- Rangpur Location in Uttar Pradesh, India
- Coordinates: 27°04′26″N 79°24′56″E﻿ / ﻿27.07376°N 79.41565°E
- Country: India
- State: Uttar Pradesh
- District: Mainpuri
- Tehsil: Bhongaon

Area
- • Total: 3.12 km^{2} (1.20 sq mi)

Population (2011)
- • Total: 1,034
- • Density: 331/km^{2} (858/sq mi)
- Time zone: UTC+5:30 (IST)
- PIN: 209720

= Rangpur, Mainpuri =

Village in Uttar Pradesh, India

Rangpur is a village in Kishni block of Mainpuri district, Uttar Pradesh. As of 2011, it has a total population of 1,034, in 175 households.

== Demographics ==
As of 2011, Rangpur had a population of 1,034, in 175 households. This population was 54.5% male (564) and 45.5% female (470). The 0-6 age group numbered 154 (78 male and 76 female), or 14.9% of the total population. 355 residents were members of Scheduled Castes, or 34.3% of the total.

The 1981 census recorded Rangpur as having a population of 777 people, in 150 households.
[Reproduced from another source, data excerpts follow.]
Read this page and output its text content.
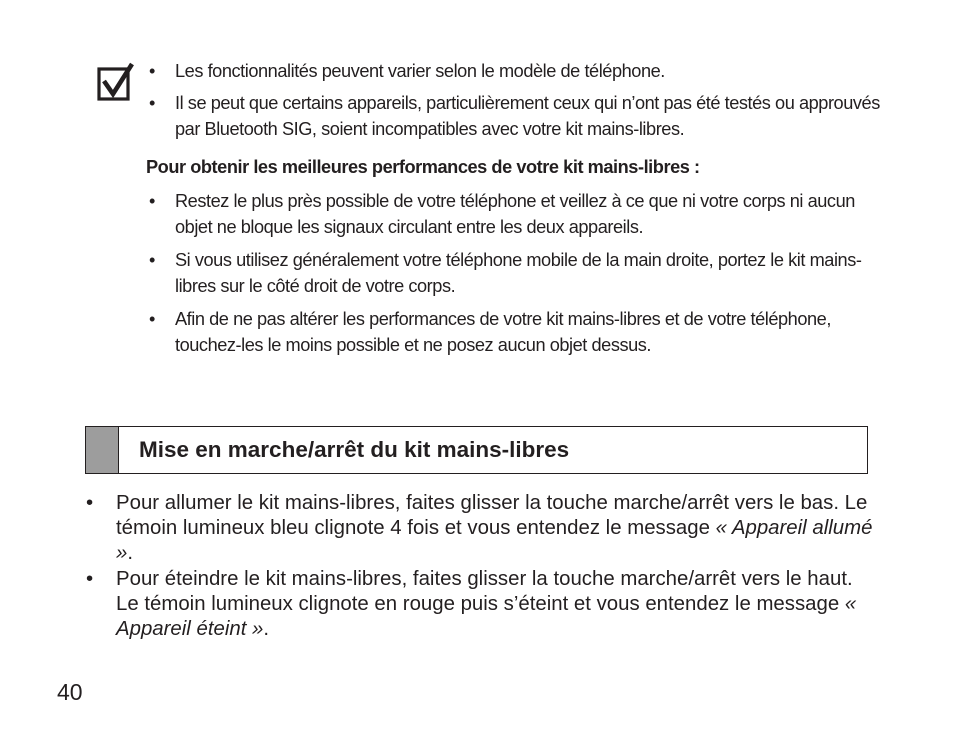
• Les fonctionnalités peuvent varier selon le modèle de téléphone.
• Il se peut que certains appareils, particulièrement ceux qui n’ont pas été testés ou approuvés par Bluetooth SIG, soient incompatibles avec votre kit mains-libres.
Pour obtenir les meilleures performances de votre kit mains-libres :
• Restez le plus près possible de votre téléphone et veillez à ce que ni votre corps ni aucun objet ne bloque les signaux circulant entre les deux appareils.
• Si vous utilisez généralement votre téléphone mobile de la main droite, portez le kit mains-libres sur le côté droit de votre corps.
• Afin de ne pas altérer les performances de votre kit mains-libres et de votre téléphone, touchez-les le moins possible et ne posez aucun objet dessus.
Mise en marche/arrêt du kit mains-libres
• Pour allumer le kit mains-libres, faites glisser la touche marche/arrêt vers le bas. Le témoin lumineux bleu clignote 4 fois et vous entendez le message « Appareil allumé ».
• Pour éteindre le kit mains-libres, faites glisser la touche marche/arrêt vers le haut. Le témoin lumineux clignote en rouge puis s’éteint et vous entendez le message « Appareil éteint ».
40
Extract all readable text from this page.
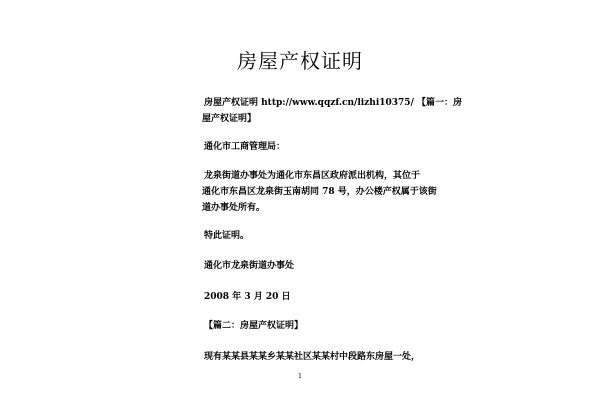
房屋产权证明
房屋产权证明 http://www.qqzf.cn/lizhi10375/ 【篇一：房
屋产权证明】
通化市工商管理局：
龙泉街道办事处为通化市东昌区政府派出机构，其位于
通化市东昌区龙泉街玉南胡同 78 号，办公楼产权属于该街
道办事处所有。
特此证明。
通化市龙泉街道办事处
2008 年 3 月 20 日
【篇二：房屋产权证明】
现有某某县某某乡某某社区某某村中段路东房屋一处，
1
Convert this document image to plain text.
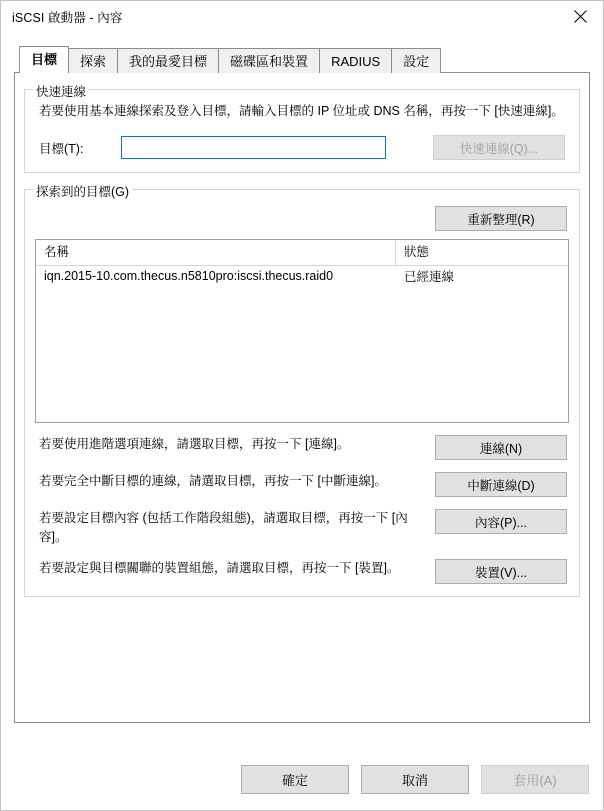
iSCSI 啟動器 - 內容
目標	探索	我的最愛目標	磁碟區和裝置	RADIUS	設定
快速連線
若要使用基本連線探索及登入目標，請輸入目標的 IP 位址或 DNS 名稱，再按一下 [快速連線]。
目標(T):	快速連線(Q)...
探索到的目標(G)
重新整理(R)
名稱	狀態
iqn.2015-10.com.thecus.n5810pro:iscsi.thecus.raid0	已經連線
若要使用進階選項連線，請選取目標，再按一下 [連線]。	連線(N)
若要完全中斷目標的連線，請選取目標，再按一下 [中斷連線]。	中斷連線(D)
若要設定目標內容 (包括工作階段組態)，請選取目標，再按一下 [內容]。
內容(P)...
若要設定與目標關聯的裝置組態，請選取目標，再按一下 [裝置]。	裝置(V)...
確定	取消	套用(A)
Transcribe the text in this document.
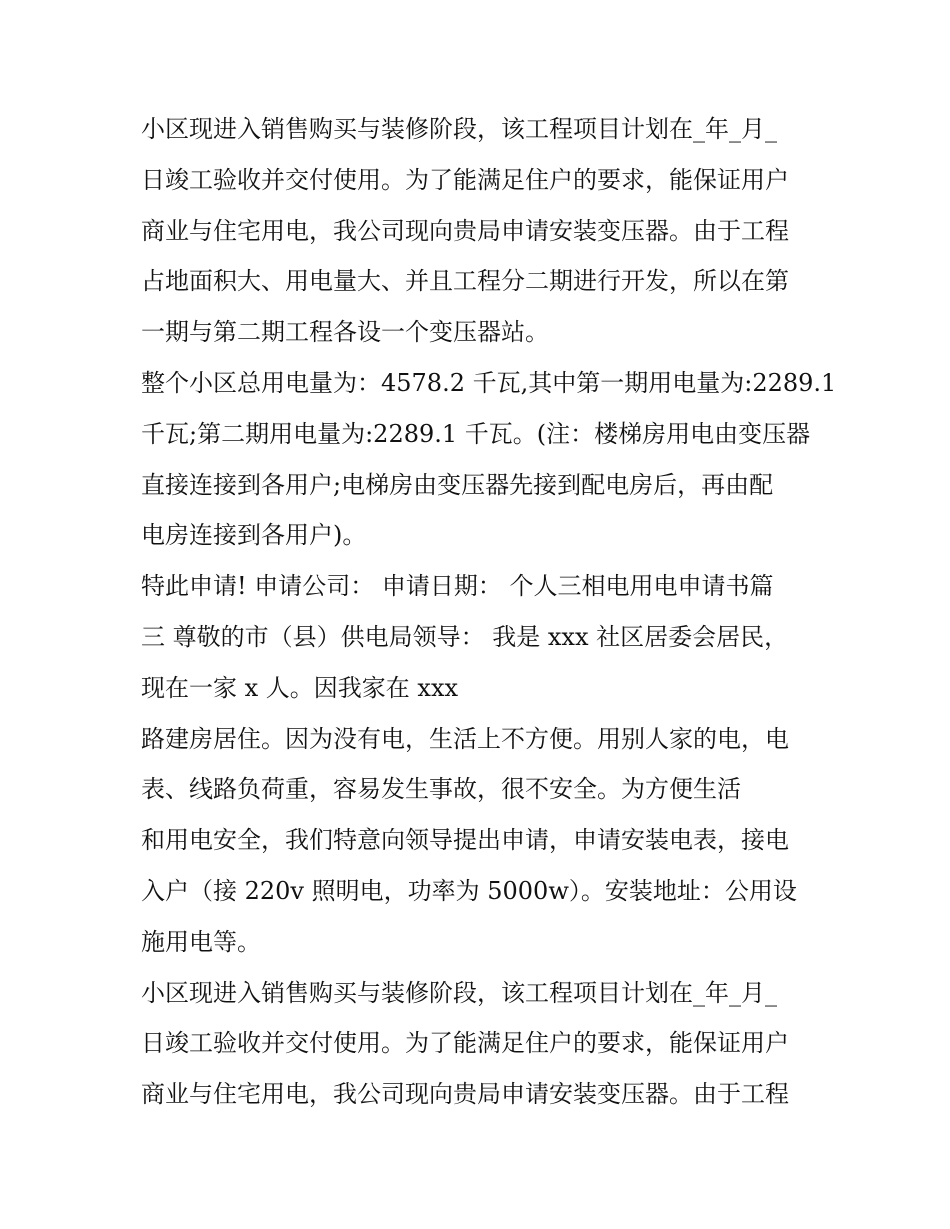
小区现进入销售购买与装修阶段，该工程项目计划在_年_月_
日竣工验收并交付使用。为了能满足住户的要求，能保证用户
商业与住宅用电，我公司现向贵局申请安装变压器。由于工程
占地面积大、用电量大、并且工程分二期进行开发，所以在第
一期与第二期工程各设一个变压器站。
整个小区总用电量为：4578.2 千瓦,其中第一期用电量为:2289.1
千瓦;第二期用电量为:2289.1 千瓦。(注：楼梯房用电由变压器
直接连接到各用户;电梯房由变压器先接到配电房后，再由配
电房连接到各用户)。
特此申请! 申请公司： 申请日期： 个人三相电用电申请书篇
三 尊敬的市（县）供电局领导： 我是 xxx 社区居委会居民，
现在一家 x 人。因我家在 xxx
路建房居住。因为没有电，生活上不方便。用别人家的电，电
表、线路负荷重，容易发生事故，很不安全。为方便生活
和用电安全，我们特意向领导提出申请，申请安装电表，接电
入户（接 220v 照明电，功率为 5000w）。安装地址：公用设
施用电等。
小区现进入销售购买与装修阶段，该工程项目计划在_年_月_
日竣工验收并交付使用。为了能满足住户的要求，能保证用户
商业与住宅用电，我公司现向贵局申请安装变压器。由于工程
The 1961 census recorded Rangpur as comprising 2 hamlets, with a total population of 534 people (281 male and 253 female), in 105 households and 83 physical houses. The area of the village was given as 534 acres.

== Infrastructure ==
As of 2011, Rangpur had 1 primary school; it did not have any healthcare facilities. Drinking water was provided by hand pump and tube well; there were no public toilets. The village had a post office but no public library; there was at least some access to electricity for all purposes. Streets were made of pakka materials.